Skirmish

 

Sunflower & Bees LANDSCAPE_21 MAR 2020

I am writing this down, drop by drop, just as it falls from the sky ⸺ a gentle rain, again perhaps the start of a Summer storm.

Faint thunder detonates the distance and growls down mountains, triggering an avalanche of decibels.

Small, unopened sunflowers stare sightless up into the overcast atmosphere, while the heavens’ only sol-bloom shies blind-ed behind dense acres of cloud.

A whole world between words upsets a particle or two here and there of some absolute boundary inscribed in the dust; plummeting water sculpts tear-drop-shaped craters in sand-drifts banked along the road.

Now there is no eagle to stand the sky on end, and no fox to set its dirty orange fire to the gloom.

Suddenly, I am jumped out of my skin: all the fault-lines in my nature are analyzed both with and against the grain by a forked strike of instantaneous X-ray lightning and, almost in the same split-second, thunder deafens (and defines) the length and breadth of my fragile auditory nerves.

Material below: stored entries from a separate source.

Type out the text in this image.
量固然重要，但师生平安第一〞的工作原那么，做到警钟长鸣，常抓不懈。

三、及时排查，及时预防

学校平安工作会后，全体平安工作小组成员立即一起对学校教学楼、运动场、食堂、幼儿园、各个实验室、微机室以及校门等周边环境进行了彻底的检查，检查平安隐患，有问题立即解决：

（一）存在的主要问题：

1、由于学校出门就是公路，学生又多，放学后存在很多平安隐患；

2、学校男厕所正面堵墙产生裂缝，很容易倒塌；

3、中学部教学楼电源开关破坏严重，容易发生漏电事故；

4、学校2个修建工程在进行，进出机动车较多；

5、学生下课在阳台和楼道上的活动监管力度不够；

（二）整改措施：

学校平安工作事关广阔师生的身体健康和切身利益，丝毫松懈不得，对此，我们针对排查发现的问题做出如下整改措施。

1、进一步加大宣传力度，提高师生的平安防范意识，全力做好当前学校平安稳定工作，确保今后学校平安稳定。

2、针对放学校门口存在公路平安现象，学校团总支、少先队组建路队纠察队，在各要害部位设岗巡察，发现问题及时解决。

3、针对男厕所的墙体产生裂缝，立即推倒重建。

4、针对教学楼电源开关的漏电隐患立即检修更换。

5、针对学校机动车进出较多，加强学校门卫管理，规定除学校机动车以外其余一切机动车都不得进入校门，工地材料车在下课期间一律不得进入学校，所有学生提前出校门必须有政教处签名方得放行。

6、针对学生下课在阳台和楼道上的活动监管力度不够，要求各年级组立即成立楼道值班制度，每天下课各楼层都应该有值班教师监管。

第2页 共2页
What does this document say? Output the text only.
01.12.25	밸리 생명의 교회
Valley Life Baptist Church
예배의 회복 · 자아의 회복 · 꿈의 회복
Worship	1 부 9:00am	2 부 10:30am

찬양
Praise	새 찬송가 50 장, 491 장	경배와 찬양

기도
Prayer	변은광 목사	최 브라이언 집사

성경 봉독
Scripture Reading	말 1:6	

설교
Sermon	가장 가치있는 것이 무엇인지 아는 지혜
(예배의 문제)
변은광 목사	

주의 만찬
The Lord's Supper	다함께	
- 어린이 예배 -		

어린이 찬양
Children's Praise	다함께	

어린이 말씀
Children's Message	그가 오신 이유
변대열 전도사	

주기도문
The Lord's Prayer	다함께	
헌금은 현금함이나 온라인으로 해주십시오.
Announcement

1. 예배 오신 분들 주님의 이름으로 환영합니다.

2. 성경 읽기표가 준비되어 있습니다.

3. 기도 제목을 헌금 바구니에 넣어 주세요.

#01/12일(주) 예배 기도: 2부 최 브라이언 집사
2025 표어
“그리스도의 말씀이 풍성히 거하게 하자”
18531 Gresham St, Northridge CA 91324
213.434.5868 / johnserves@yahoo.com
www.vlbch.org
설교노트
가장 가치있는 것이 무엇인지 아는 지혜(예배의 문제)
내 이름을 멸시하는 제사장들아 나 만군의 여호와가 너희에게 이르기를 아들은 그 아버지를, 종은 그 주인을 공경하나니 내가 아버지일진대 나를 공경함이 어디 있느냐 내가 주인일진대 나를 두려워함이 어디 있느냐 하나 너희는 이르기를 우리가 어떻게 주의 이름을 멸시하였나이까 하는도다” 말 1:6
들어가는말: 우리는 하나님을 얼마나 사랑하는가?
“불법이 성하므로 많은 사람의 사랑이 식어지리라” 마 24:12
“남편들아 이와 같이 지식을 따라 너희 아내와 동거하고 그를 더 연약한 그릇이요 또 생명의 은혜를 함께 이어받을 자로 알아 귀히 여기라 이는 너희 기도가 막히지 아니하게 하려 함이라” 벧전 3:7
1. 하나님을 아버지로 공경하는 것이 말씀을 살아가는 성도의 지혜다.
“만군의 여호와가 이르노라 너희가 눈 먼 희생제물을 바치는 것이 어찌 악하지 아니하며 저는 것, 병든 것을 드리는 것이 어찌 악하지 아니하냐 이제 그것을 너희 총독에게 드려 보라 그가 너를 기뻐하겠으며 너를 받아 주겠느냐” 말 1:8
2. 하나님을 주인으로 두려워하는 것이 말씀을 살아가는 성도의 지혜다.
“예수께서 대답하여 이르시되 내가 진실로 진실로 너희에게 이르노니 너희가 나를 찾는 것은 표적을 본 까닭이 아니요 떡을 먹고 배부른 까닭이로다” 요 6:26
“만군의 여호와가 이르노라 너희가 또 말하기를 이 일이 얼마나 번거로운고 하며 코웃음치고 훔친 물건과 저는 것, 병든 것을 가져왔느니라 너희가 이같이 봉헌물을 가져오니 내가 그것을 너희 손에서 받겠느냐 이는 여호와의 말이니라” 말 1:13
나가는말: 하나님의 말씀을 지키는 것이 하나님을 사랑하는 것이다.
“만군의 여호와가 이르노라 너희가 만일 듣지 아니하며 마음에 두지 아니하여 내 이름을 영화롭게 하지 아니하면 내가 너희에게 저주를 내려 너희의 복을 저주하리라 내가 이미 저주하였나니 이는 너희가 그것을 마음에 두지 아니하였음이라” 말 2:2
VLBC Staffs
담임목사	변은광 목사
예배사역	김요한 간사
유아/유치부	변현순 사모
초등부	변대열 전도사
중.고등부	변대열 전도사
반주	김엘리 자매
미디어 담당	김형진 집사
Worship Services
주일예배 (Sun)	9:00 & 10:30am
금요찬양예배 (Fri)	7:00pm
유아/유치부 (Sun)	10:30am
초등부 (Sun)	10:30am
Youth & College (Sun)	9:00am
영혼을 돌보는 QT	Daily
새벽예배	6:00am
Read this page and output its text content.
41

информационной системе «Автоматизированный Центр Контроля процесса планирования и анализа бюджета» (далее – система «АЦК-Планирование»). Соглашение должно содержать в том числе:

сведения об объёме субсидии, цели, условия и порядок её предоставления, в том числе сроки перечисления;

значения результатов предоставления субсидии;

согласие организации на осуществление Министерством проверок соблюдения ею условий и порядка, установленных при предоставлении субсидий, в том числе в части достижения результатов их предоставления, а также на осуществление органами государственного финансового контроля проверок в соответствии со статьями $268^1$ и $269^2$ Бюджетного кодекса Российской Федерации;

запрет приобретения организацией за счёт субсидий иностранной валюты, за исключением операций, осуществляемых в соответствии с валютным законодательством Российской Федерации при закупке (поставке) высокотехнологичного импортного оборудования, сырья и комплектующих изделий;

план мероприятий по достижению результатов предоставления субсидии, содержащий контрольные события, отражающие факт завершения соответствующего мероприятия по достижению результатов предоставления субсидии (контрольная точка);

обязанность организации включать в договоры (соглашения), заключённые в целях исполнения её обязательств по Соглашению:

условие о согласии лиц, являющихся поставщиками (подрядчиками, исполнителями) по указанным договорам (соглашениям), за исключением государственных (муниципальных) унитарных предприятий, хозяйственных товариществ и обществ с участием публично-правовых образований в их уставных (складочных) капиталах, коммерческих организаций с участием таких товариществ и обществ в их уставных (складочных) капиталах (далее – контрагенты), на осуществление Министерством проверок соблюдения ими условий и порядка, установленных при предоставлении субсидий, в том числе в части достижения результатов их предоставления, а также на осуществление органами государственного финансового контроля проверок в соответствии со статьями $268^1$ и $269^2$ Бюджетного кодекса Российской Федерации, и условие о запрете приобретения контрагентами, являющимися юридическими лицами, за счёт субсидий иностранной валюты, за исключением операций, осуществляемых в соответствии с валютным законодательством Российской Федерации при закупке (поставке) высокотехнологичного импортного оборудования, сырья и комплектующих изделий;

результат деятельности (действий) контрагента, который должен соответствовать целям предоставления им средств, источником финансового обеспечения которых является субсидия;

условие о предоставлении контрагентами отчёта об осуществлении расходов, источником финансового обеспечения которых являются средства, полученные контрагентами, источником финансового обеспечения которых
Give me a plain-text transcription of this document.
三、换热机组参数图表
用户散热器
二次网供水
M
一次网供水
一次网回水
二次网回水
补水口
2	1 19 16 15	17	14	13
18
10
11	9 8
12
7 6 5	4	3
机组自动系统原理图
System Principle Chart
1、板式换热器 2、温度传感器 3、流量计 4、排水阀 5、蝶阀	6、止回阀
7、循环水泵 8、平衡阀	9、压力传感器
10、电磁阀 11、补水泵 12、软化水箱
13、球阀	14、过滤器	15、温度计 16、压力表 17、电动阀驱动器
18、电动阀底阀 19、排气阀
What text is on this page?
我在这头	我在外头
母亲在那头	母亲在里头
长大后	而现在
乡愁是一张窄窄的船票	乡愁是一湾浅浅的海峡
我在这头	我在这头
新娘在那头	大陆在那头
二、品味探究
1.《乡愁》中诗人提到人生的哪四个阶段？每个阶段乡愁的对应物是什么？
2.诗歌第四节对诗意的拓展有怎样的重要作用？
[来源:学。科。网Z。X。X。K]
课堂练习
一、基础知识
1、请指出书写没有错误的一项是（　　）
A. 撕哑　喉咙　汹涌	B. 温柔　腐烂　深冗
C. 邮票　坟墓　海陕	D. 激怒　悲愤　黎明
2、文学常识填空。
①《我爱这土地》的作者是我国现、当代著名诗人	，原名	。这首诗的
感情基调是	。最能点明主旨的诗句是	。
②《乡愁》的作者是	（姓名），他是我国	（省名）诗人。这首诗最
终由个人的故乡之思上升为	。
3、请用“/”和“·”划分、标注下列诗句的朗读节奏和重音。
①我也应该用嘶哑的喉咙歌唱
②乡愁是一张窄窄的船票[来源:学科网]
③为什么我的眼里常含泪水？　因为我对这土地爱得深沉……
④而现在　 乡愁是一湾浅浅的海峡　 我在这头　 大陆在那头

Lost in the moment, one large white cockatoo feather twirls ⸺ gloriously ⸺ back to Earth.

 

Photograph: 澳洲唐人溪:向日葵 Sunflowers, Chinaman Creek, Australia (2020)

Muzak at the White Lion, Aldeburgh

Big White Stone_Tung Ping Chau

The muzak, like thick carpet,
soothes the attention — silence,
magnet to all thought’s
discomfort, provokes

only aggravation. Yet for no good reason,
I am jolted out of numbness
by one odd track to the full
sound of music. Suddenly,

from the backdrop, airwaves
submerge my indifference.
I can no longer concentrate
on food, on conversation.

Something fundamental
is rounded up and counted.
Like a beam of shadow
revealed in incense-smoke,

this sketch of melody
is a forgotten note
I can just make out
to myself from birth.

In an accident of fine-tuning,
I am roused and composed
to the life of my sonic twin:
NO-BODY-NEXT-TO-NO-ONE.

 

Photograph: 香港東平洲 Tung Ping Chau, Hong Kong (2016)

Lifelikeness, Autumn

2018-07-12 Moss 4

The moss comes back, grass
comes back
into the rock-hard, sun-burnt earth, as Autumn
tilts us away from warmth,
aligns us
shivering with universal ice. Skies
unlove us. Winds butcher
the butcher blades on knives. And night
shrinks us stiffly in our skins,
reproaches us with outward-looking stars.
Now, futile enthusiasm and all our known know-hows
know nothing
and we hunker down clueless,
forgetting to Summer, forgetting to be
something the season is not. Yes, every season
has its own sense of occasion: this one’s
for mood and melancholy,
for shifting outside ourselves a distance
to peer in at what the light years’ light yearning
cobwebs as consciousness
some call “self” — a broken thing
life can’t like — and that others learn not to call,
to go without, to leave be
till wild first flowers come back at the world
and the grass of feelings we no longer inhabit
grows up its vivid signal in us whole.